One of the most interesting changes to A New Frontier is the drive towards a more cinematic experience in gameplay and style. One of the most notable changes from the previous two games and other titles is the noticeable lack of exploring portions in the game, especially ones that actually offer more than simple math puzzles. While I can’t say that I was begging for them to return, the lack of these moments to catch your breath and take inventory make the game feel a lot less like a game and a lot more like an actual TV episode. While not a major flaw I do feel the loss of moments where you could stumble upon something to steal or not steal is quite unfortunate.
One benefit however, is the style of the game. To put simply: this is the best looking and sounding game Telltale has released. The art is more detailed, that animation (while still wonky at times) is better than before, and the shot placement is much better. It truly helps each episode feel like an actual episode of TV. It should still be noted however that glitches still occur and it isn’t too uncommon to have a character speaking with their eyes ninety percent closed or something of the sort. While this isn’t a new problem for Telltale, it’s still one that should be fixed.

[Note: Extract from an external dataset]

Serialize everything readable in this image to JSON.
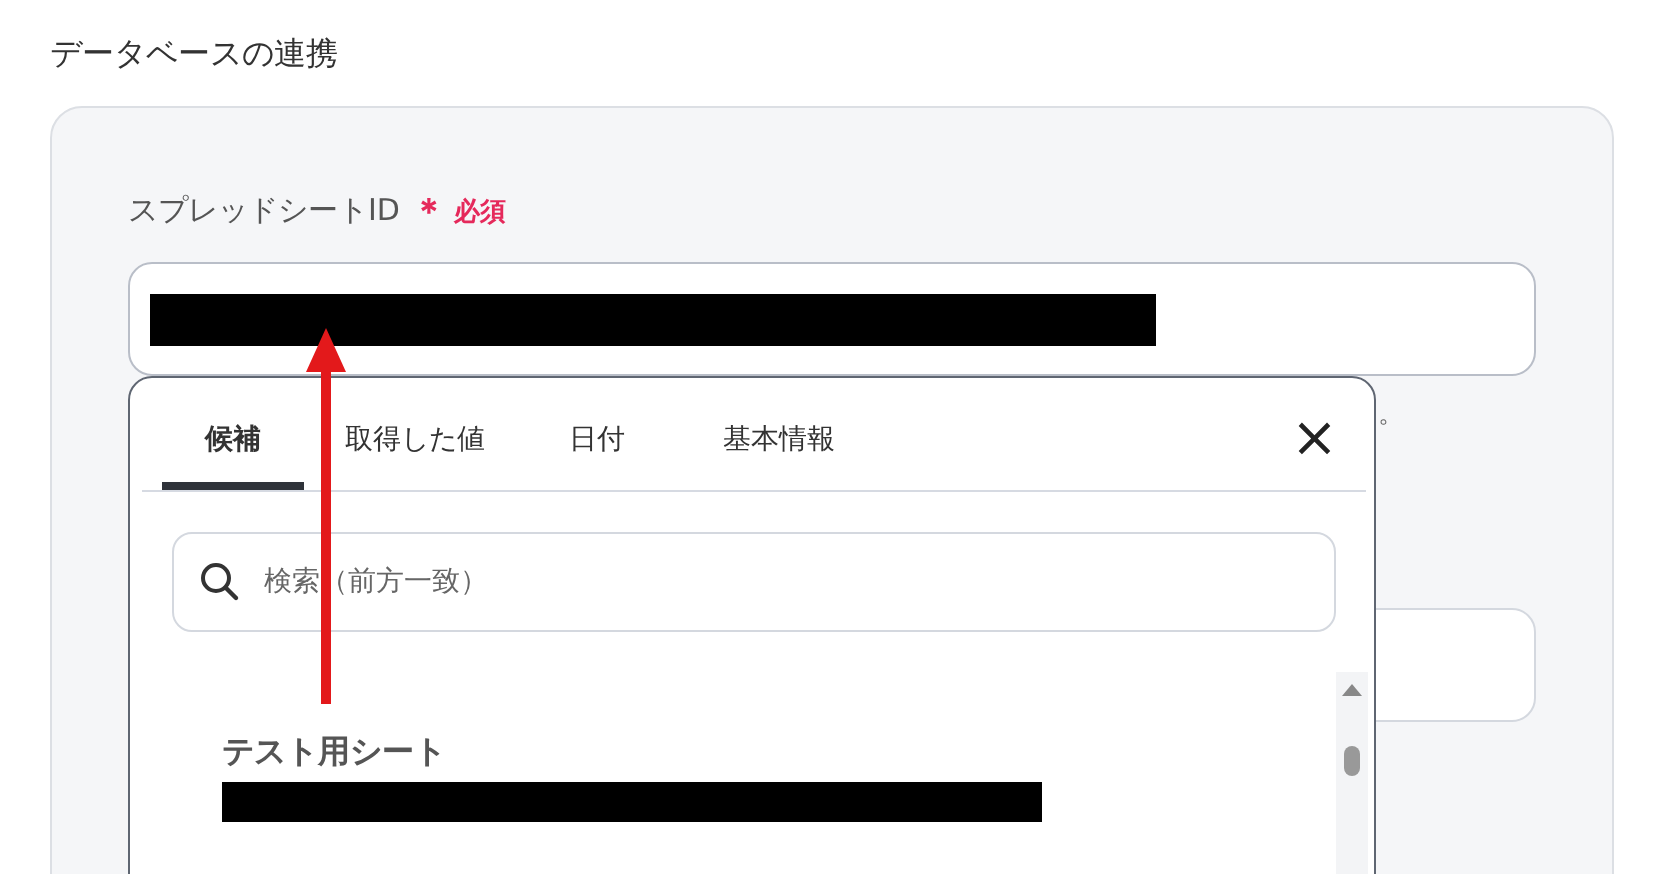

It’s said the hardest game to make in a series is the third one, and Telltale takes this challenge on with determination as they submit another great entry on their belt. The Walking Dead: A New Frontier while not perfect and poorly paced provides an excellent story with a fresh set of interesting well-made characters. The story is resonant and focuses on them that will have your mind churning. While a little more light-hearted tonally, Season Three holds its own as a member of The Walking Dead family. If you were a fan of the previous two seasons or are simply wondering if the third season is worth the dive, The Walking Dead: A New Frontier may be one worth exploring.